Pas un mot décroché, pas un regard de plus. Voilà à quoi il serait réduit pendant son séjour ici : à un individu qui ne méritait même pas une parole. 

Maximilien soupira et roula des yeux, dépité par sa propre situation : certaines informations lui manquaient pour saisir pleinement la famille royale Morgas et, plus que tout, à chaque fois qu’il pensait à Sarcoce, son cœur se déchirait davantage, car il savait que son retour était impossible pour l’instant. À cause de sa fuite précipitée quand la garde divine avait forcé la porte de sa maison, Maximilien ne connaissait ni la situation de ses parents ni celle de son frère, qui l’avait chassé de ce royaume céleste. Il n’était même plus sûr de pouvoir croire les personnes qu’il avait toujours considérées comme les siens : les De Lux et De Lorte, peut-être même sa famille elle-même. Son père parlait souvent de cette mauvaise manie des clans à vouloir prendre l’ascendant sur Dual, jusqu’à penser posséder plus de pouvoirs décisionnaires que lui. 

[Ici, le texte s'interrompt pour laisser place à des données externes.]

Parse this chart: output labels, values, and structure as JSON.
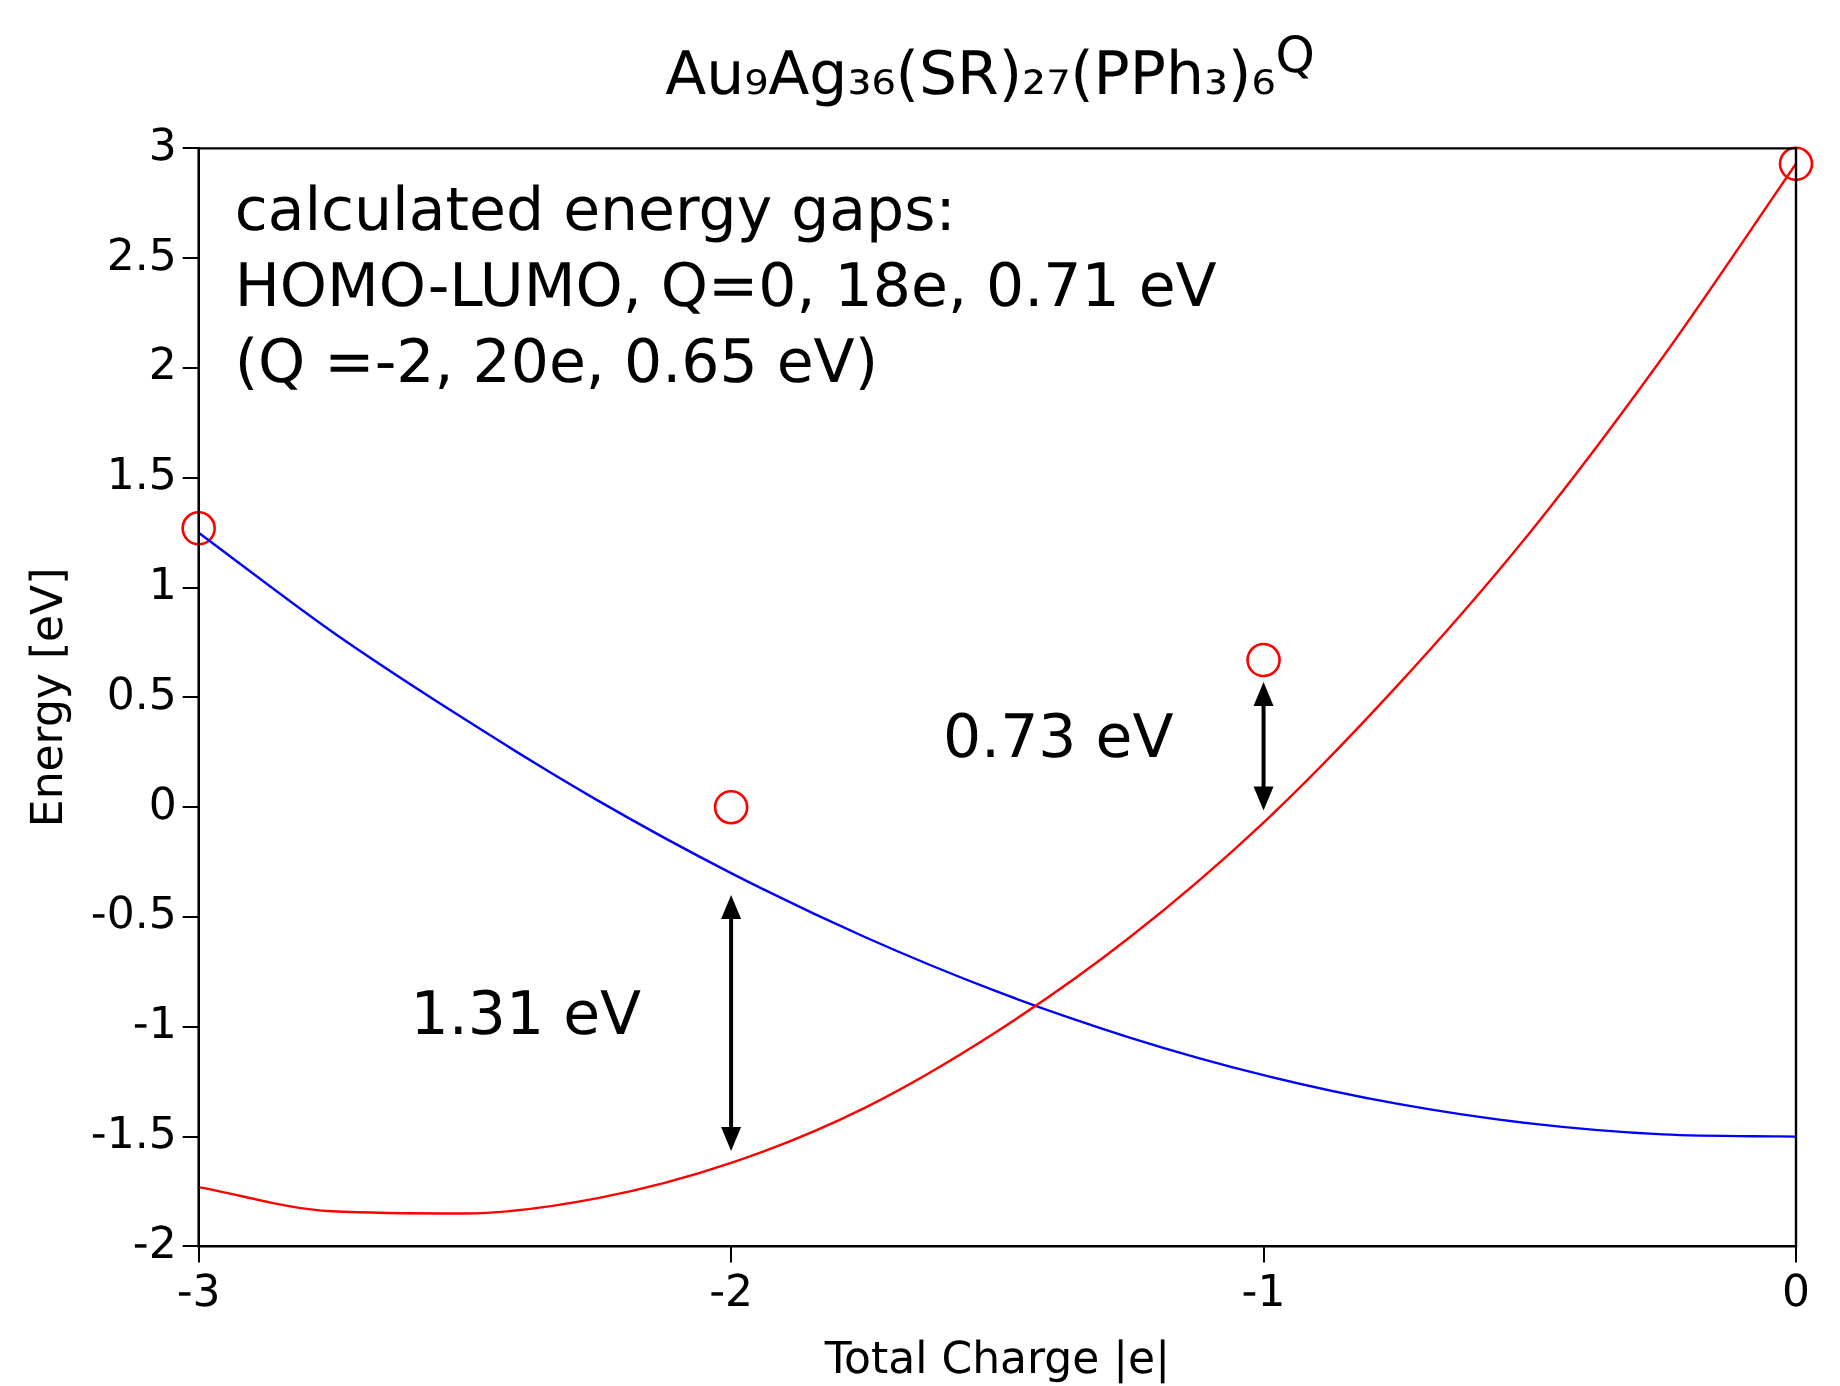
{
  "chart_data": {
    "type": "line",
    "title": "Au₉Ag₃₆(SR)₂₇(PPh₃)₆$^{Q}$",
    "xlabel": "Total Charge |e|",
    "ylabel": "Energy [eV]",
    "xlim": [
      -3,
      0
    ],
    "xticks": [
      -3,
      -2,
      -1,
      0
    ],
    "ylim": [
      -2,
      3
    ],
    "yticks": [
      -2,
      -1.5,
      -1,
      -0.5,
      0,
      0.5,
      1,
      1.5,
      2,
      2.5,
      3
    ],
    "grid": false,
    "legend": false,
    "series": [
      {
        "color": "#ff0000",
        "marker": "none",
        "x": [
          -3,
          -2.75,
          -2.5,
          -2.25,
          -2,
          -1.75,
          -1.5,
          -1.25,
          -1,
          -0.75,
          -0.5,
          -0.25,
          0
        ],
        "values": [
          -1.73,
          -1.84,
          -1.85,
          -1.78,
          -1.62,
          -1.37,
          -1.02,
          -0.59,
          -0.07,
          0.55,
          1.25,
          2.05,
          2.93
        ]
      },
      {
        "color": "#0000ff",
        "marker": "none",
        "x": [
          -3,
          -2.75,
          -2.5,
          -2.25,
          -2,
          -1.75,
          -1.5,
          -1.25,
          -1,
          -0.75,
          -0.5,
          -0.25,
          0
        ],
        "values": [
          1.25,
          0.8,
          0.4,
          0.03,
          -0.3,
          -0.59,
          -0.84,
          -1.05,
          -1.22,
          -1.35,
          -1.44,
          -1.49,
          -1.5
        ]
      },
      {
        "type": "scatter",
        "color": "#ff0000",
        "marker": "circle",
        "x": [
          -3,
          -2,
          -1,
          0
        ],
        "values": [
          1.27,
          0,
          0.67,
          2.93
        ]
      }
    ],
    "annotations": [
      "calculated energy gaps:",
      "HOMO-LUMO, Q=0, 18e, 0.71 eV",
      "(Q =-2, 20e, 0.65 eV)",
      {
        "text": "1.31 eV",
        "x": -2,
        "y": -0.3
      },
      {
        "text": "0.73 eV",
        "x": -1,
        "y": 0.67
      }
    ]
  }
}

Son paternel, Cédric De Sarte, avait toujours été un homme sage, humble et discret, contrairement à sa mère, Willia, qui restait une forte voix parmi la société Sarcoicienne, avec une personnalité ferme mais compréhensive. Pourtant, malgré tout l’amour qu’il leur portait, tout le respect qu’il leur devait et toute la confiance qu’il leur accordait, Maximilien doutait. Étant donné que ce n’était pas lui qui était à l’origine de la mort de Dual, alors qui ? Seulement les Conquérantes, devenues cheffes de famille – uniquement des femmes à chaque fois – en passant différents tests et en fonction de leur puissance, et les Piliers, les proches défenseurs de Dual se résumant au nombre de quatre, dont il devait faire partie étant donné qu’il était un De Sarte et qu’il avait passé toutes les épreuves avec brio, pouvaient se mesurer à son Mentor.  

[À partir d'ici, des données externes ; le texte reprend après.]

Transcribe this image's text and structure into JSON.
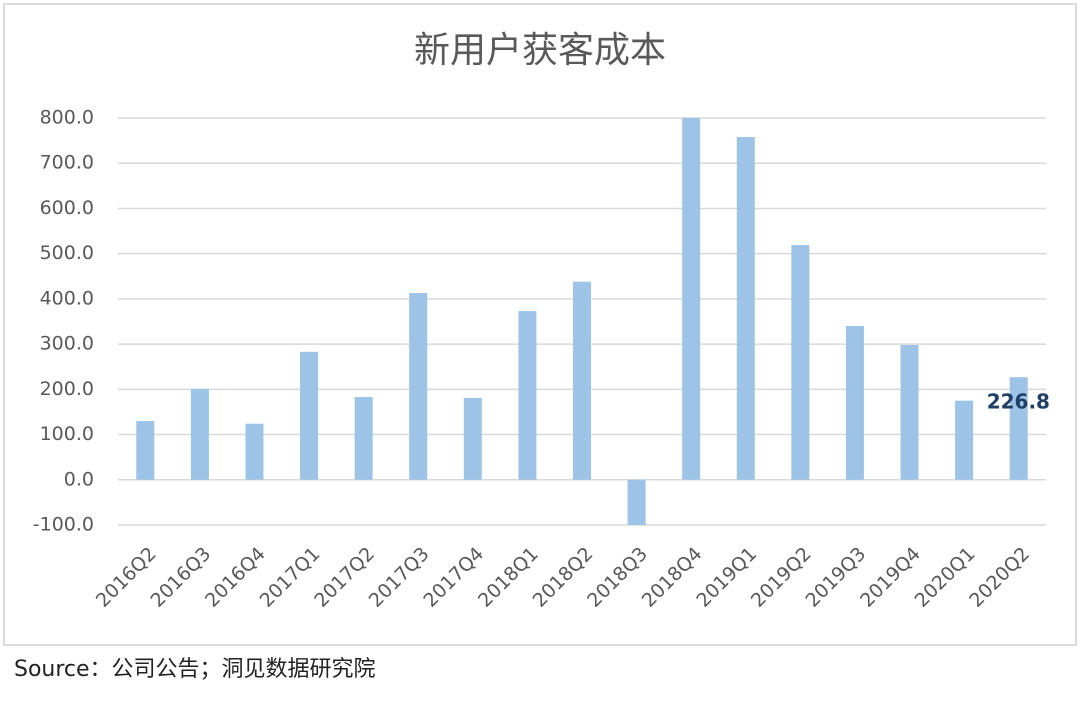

Pourtant, c’était lui qu’ils avaient dénoncé. À cause de l’objet à sa cheville qui l’avait mis en porte-à-faux : vu qu’il la possédait, alors il était forcément coupable. Tuer Dual pour récupérer ses plus précieux pouvoirs et secrets, voilà ce dont on l’avait accusé en quelque sorte. Ce n’était qu’un jour normal où il devait encore pratiquer pour devenir un Pilier, mais quand les gardes étaient venus le voir dans sa salle d’entraînement pour l’emmener, que le chef des De Lorte, Garik, avait tenté de s’en prendre à lui… Tout cela n’avait absolument aucun sens et il avait encore du mal à se rappeler précisément tout.

Juste un détail. Un seul qui pourrait le mener sur une piste.

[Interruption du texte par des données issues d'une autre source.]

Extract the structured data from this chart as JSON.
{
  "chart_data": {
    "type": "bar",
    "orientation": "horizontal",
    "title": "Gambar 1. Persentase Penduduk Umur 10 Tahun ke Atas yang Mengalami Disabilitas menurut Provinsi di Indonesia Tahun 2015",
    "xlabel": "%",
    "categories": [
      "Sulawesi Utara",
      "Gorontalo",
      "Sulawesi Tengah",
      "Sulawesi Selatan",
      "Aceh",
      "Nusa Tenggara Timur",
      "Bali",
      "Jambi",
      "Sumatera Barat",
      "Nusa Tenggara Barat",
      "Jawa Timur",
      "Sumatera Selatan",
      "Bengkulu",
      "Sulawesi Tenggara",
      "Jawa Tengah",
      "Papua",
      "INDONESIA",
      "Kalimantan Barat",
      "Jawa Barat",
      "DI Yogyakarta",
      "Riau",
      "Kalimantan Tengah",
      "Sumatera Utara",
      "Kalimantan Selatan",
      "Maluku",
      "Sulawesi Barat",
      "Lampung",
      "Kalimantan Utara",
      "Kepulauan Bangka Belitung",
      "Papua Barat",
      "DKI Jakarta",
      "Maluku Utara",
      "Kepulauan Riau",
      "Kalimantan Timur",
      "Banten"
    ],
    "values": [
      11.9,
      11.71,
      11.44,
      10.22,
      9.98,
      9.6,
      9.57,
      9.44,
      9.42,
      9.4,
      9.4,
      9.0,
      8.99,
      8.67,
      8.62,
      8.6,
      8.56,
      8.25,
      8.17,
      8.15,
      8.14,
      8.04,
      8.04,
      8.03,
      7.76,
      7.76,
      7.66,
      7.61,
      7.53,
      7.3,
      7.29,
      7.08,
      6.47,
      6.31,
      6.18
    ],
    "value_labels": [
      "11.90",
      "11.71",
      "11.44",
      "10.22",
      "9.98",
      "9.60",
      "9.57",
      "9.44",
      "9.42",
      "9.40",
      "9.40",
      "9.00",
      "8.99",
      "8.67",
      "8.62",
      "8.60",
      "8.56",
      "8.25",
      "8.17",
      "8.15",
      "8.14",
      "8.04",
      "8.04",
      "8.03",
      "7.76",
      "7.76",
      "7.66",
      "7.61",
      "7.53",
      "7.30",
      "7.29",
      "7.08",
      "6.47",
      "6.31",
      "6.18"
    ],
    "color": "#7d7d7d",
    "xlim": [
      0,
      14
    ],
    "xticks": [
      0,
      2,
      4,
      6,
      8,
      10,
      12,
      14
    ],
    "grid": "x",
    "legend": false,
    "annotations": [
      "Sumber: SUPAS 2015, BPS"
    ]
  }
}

Il jeta un coup d’œil au bracelet accroché à sa cheville : l’orbe tenait toujours dessus discret et solide. Il fronça des sourcils, le cœur saigné par ce manque de clarté, cette solitude accablante : si seulement il avait pu terminer sa formation pour devenir un des proches défenseurs de Dual… 

Ses pensées lui tapaient sur le crâne, ses blessures commençaient à le lancer légèrement, ce qui l’étonna parce qu’il avait eu l’impression de ne jamais vraiment les ressentir jusqu’à maintenant, et des maux de tête l’empêchaient de clairement distinguer ce qui était bon à prendre ou à jeter. Tout ce qu’il pouvait retenir pour l’instant se limitait à la mort de son maître, l’implication supposée de ceux qu’il avait pensés être des alliés et… son atterrissage dans ce lieu dont il ne connaissait que la théorie. 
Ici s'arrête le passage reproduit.